Probelesodon is an extinct genus of chiniquodontid cynodont. Fossils have been found from Argentina and Brazil of Triassic age. Specimens were first discovered from the Chañares Formation in La Rioja Provence, Argentina that date back to the Anisian stage of the early Middle Triassic. A new species, P. sanjuanensis, was named in 1996 on the basis of a skull found from the Ischigualasto Formation. This extends the temporal range of Probelesodon into the Carnian stage of the Late Triassic. The occurrence of the genus in these strata suggests that it also existed during the deposition of the Los Rastros Formation, which also outcrops in the same area as the localities where fossils have been found, although specimens have yet to be found from this formation. The presence of the genus in the Ischigualasto Formation is restricted to the earlier strata, becoming completely extinct soon after along with the last of the carnivorous cynodonts in the area. This has been taken as evidence for the gradual replacement of therapsid fauna with the later mainly archosaur-dominated faunas of the Late Triassic. Evidence from the Chañares Formation also seems to support this faunal transition.

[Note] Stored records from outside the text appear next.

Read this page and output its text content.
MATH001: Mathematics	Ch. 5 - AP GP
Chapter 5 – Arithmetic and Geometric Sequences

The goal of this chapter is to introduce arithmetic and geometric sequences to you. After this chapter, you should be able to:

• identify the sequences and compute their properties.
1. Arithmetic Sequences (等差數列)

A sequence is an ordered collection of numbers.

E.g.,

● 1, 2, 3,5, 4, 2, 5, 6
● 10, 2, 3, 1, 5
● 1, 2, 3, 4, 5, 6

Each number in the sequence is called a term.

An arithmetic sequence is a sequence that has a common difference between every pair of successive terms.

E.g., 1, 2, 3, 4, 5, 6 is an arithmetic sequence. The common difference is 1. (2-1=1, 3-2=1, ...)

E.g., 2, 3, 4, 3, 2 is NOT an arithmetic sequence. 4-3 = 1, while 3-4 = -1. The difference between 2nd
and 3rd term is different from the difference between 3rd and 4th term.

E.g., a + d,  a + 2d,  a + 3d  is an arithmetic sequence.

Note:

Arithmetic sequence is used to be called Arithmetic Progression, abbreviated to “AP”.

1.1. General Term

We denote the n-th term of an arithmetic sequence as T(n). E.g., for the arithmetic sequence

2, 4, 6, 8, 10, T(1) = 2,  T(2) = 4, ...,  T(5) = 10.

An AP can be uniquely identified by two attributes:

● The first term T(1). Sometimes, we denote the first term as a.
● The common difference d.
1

The type species of Probelesodon is P. lewisi from the Chañares Formation. This species is the best known as many relatively complete specimens have been found. A long secondary palate distinguishes it from other closely related genera such as Belesodon. The molars are multicuspidate and the main cusps curve back. One species, P. sanjuanensis, differs from other species of Probelesodon by such characteristics as a highly arched zygomatic arch and the presence six postcanines.[2] Another species, P. kitchingi was named in 1982 from material found from Rio Grande do Sul, Brazil.[3] P. minor is similar in appearance to the type species and has been found from the same formation. It differs mainly in size, being about half the length of the type species. This size difference is too great to be considered sexual dimorphism.[4] The close similarities between all four species have led to recent suggestions that they are synonymous with one another. It has even been suggested that the entire genus is synonymous with Chiniquodon theotonicus.